The Peeking Problem: Why Checking Results Early Breaks Your Test
Peeking — checking a running test and stopping the moment it looks significant — is the most common way honest teams generate false winners. This guide explains the mechanism, shows the size of the damage, and covers the fix: sequential methods with always-valid p-values.
The mechanism
A p-value is a random quantity that wanders as data accumulates. Under the null hypothesis — no real difference — it dips below 0.05 about 5% of the time at any single, pre-planned look. That guarantee is per-look. If you look every day for a month and stop at the first dip, you take dozens of draws at a 5%-ish event. The chance of at least one false dip compounds: with 10 looks the effective false-positive rate roughly quadruples; with continuous monitoring it can exceed 30%. The interactive simulation on the sequential testing calculator lets you watch an A/A test — two identical experiences — cross into "significance" by luck alone.
Why willpower fails
The peeking incentive is structural, not personal. Results appear on live dashboards. Stakeholders ask "how's the test doing?" in standup. A losing variant bleeds money each day it runs, so early stopping feels responsible.

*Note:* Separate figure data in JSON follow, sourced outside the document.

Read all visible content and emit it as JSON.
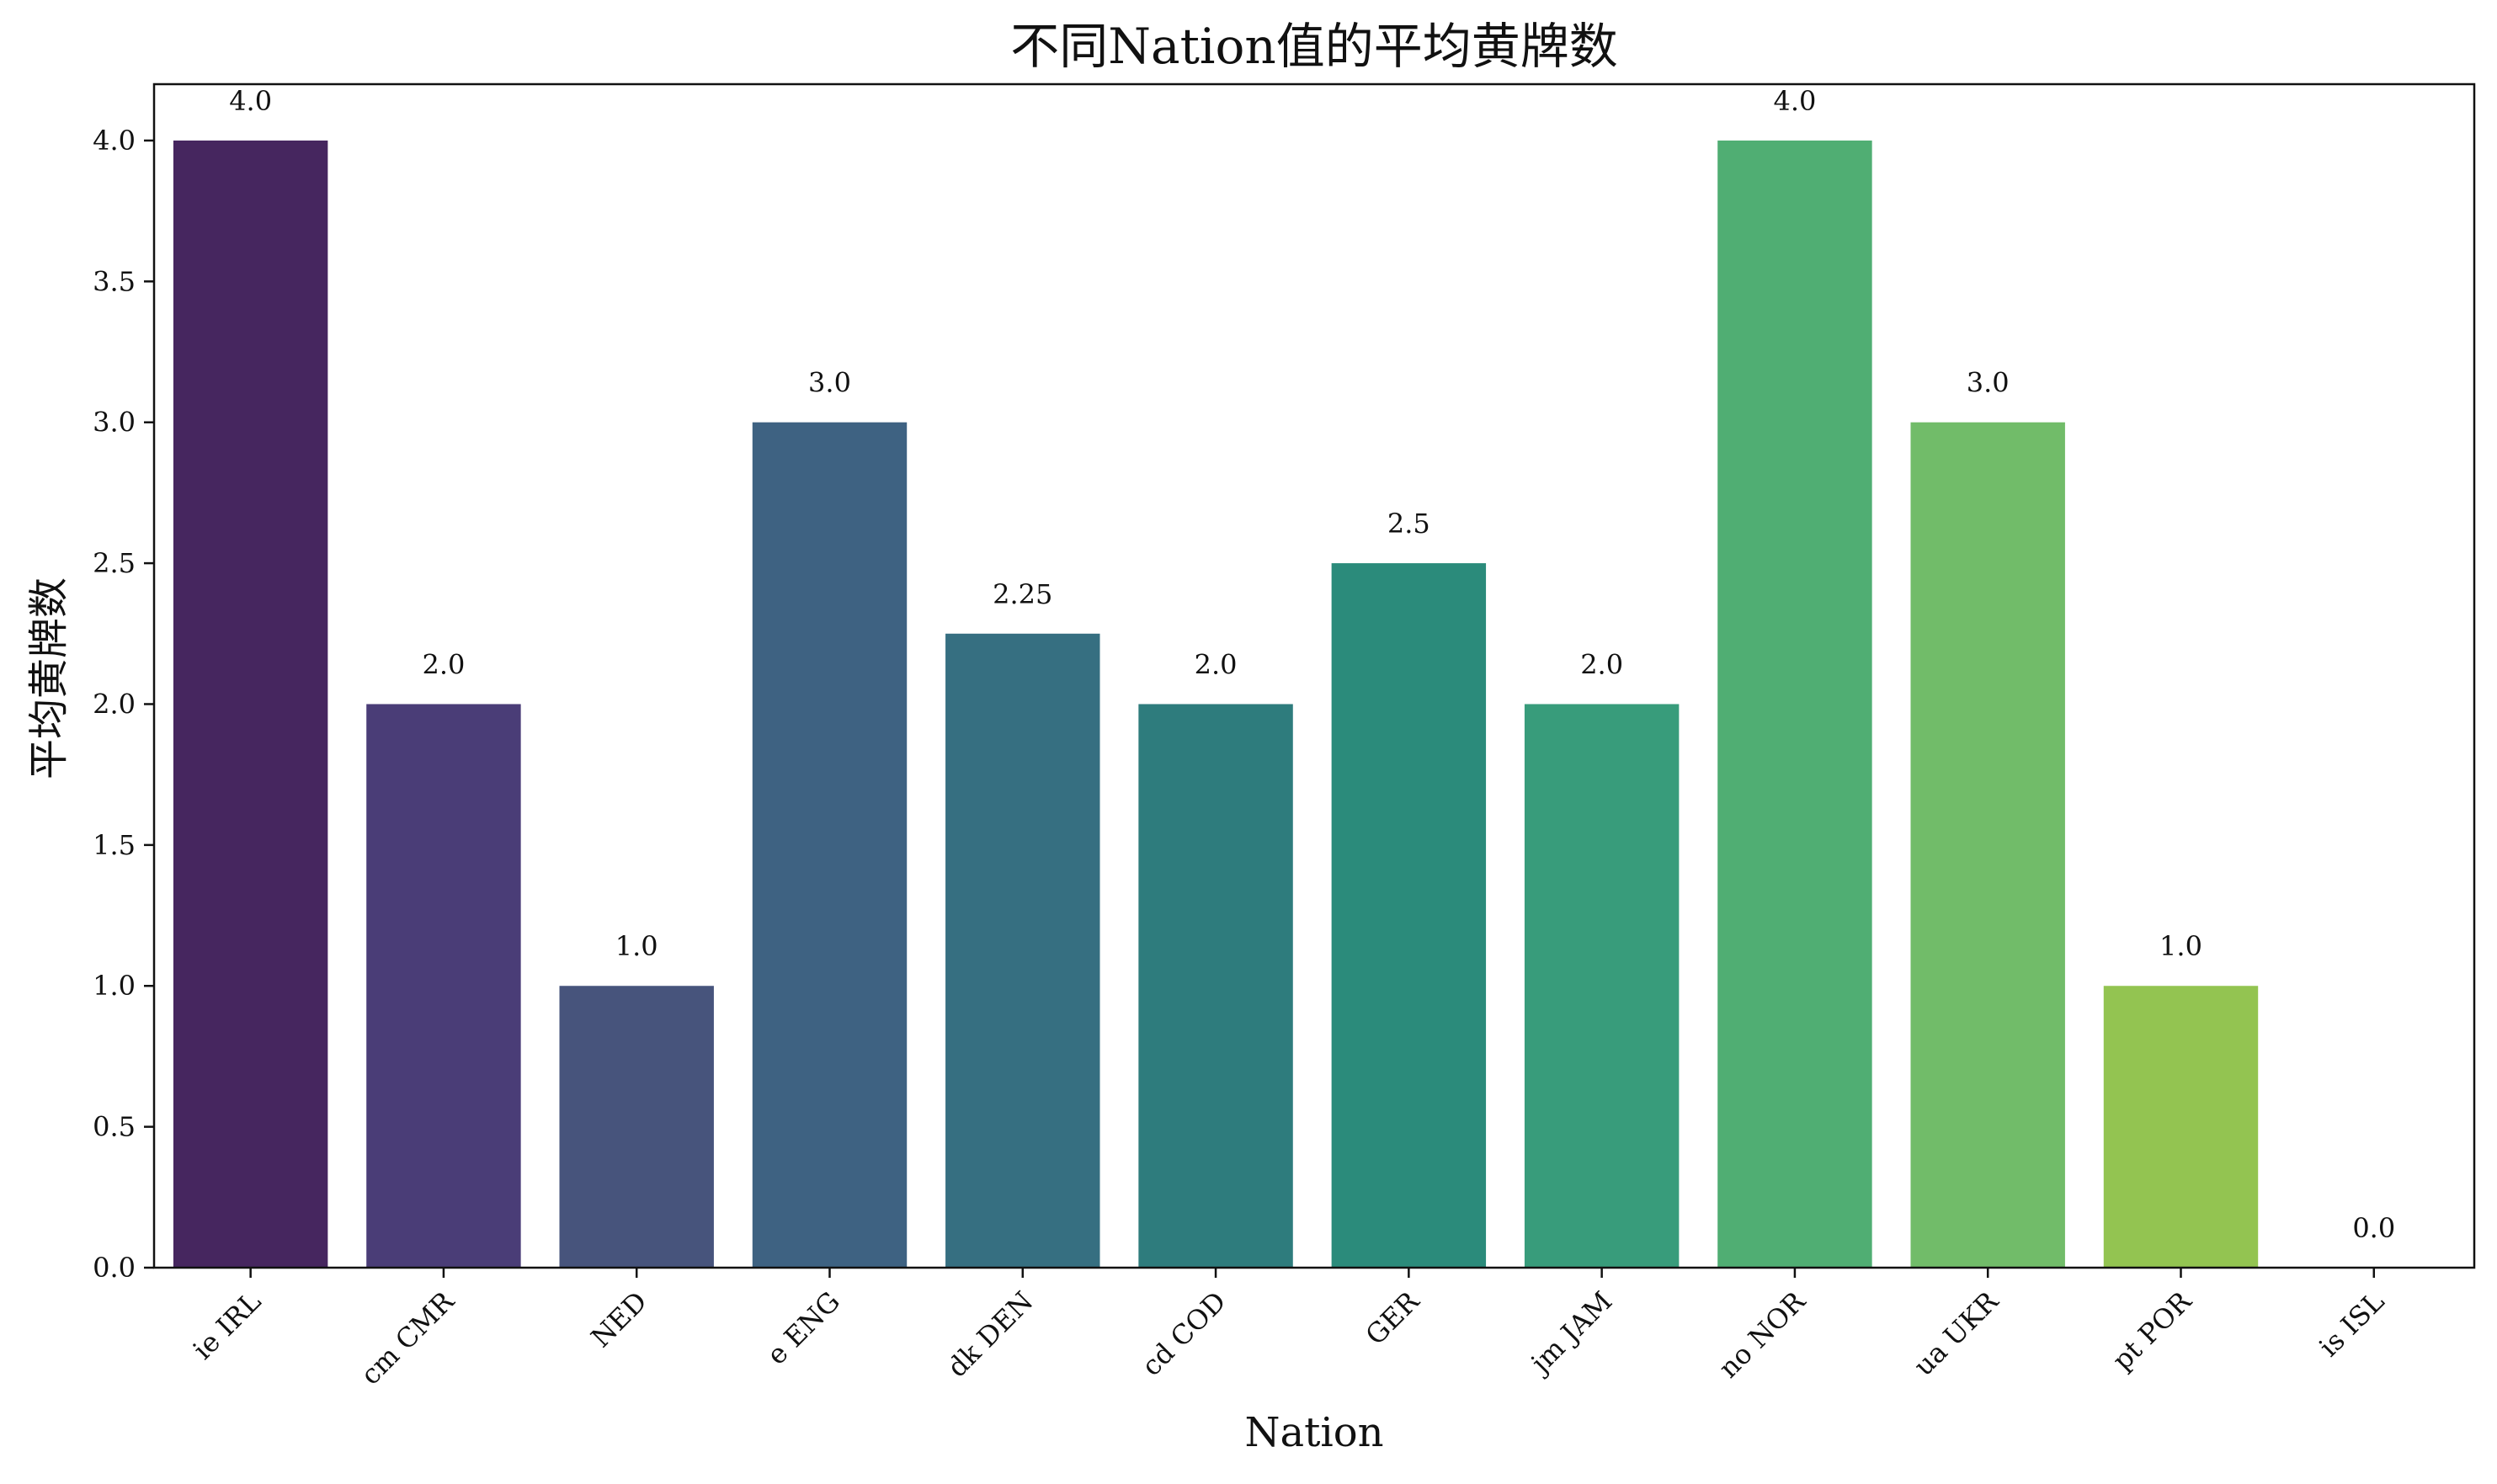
{
  "chart_data": {
    "type": "bar",
    "title": "不同Nation值的平均黄牌数",
    "xlabel": "Nation",
    "ylabel": "平均黄牌数",
    "categories": [
      "ie IRL",
      "cm CMR",
      "NED",
      "e ENG",
      "dk DEN",
      "cd COD",
      "GER",
      "jm JAM",
      "no NOR",
      "ua UKR",
      "pt POR",
      "is ISL"
    ],
    "values": [
      4.0,
      2.0,
      1.0,
      3.0,
      2.25,
      2.0,
      2.5,
      2.0,
      4.0,
      3.0,
      1.0,
      0.0
    ],
    "value_labels": [
      "4.0",
      "2.0",
      "1.0",
      "3.0",
      "2.25",
      "2.0",
      "2.5",
      "2.0",
      "4.0",
      "3.0",
      "1.0",
      "0.0"
    ],
    "bar_colors": [
      "#46265f",
      "#4a3d77",
      "#47547c",
      "#3e6282",
      "#366f81",
      "#2e7c7d",
      "#2b8b7b",
      "#389c7b",
      "#50ae73",
      "#71bc69",
      "#93c451",
      "#b5d33a"
    ],
    "yticks": [
      0.0,
      0.5,
      1.0,
      1.5,
      2.0,
      2.5,
      3.0,
      3.5,
      4.0
    ],
    "ytick_labels": [
      "0.0",
      "0.5",
      "1.0",
      "1.5",
      "2.0",
      "2.5",
      "3.0",
      "3.5",
      "4.0"
    ],
    "ylim": [
      0,
      4.2
    ],
    "grid": false,
    "legend": "none",
    "x_tick_rotation": 45
  }
}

Telling a team "don't look" is a policy that loses to human nature every time. The durable fix is statistics that remain valid when people look — not hoping they won't.
Always-valid p-values
The mixture sequential probability ratio test (mSPRT) tracks a likelihood-ratio process that, under the null, is a nonnegative martingale — a quantity with no tendency to grow no matter how long you watch. The always-valid p-value derived from it can be checked after every visitor; over the whole life of the test, the chance it ever falls below α while the null is true stays at most α. In exchange, it demands somewhat more evidence than a single-look test — the price of unlimited looks.
What to do in practice
For tests on live dashboards, monitor with the sequential calculator and stop when the always-valid p-value crosses your α. For scheduled-readout tests nobody will peek at, pre-commit a sample size with the sample size calculator and read the result once with the significance calculator. And for past "wins" that were stopped the day they crossed p < 0.05: recompute them sequentially. The ones that survive were real; the ones that don't were the peeking.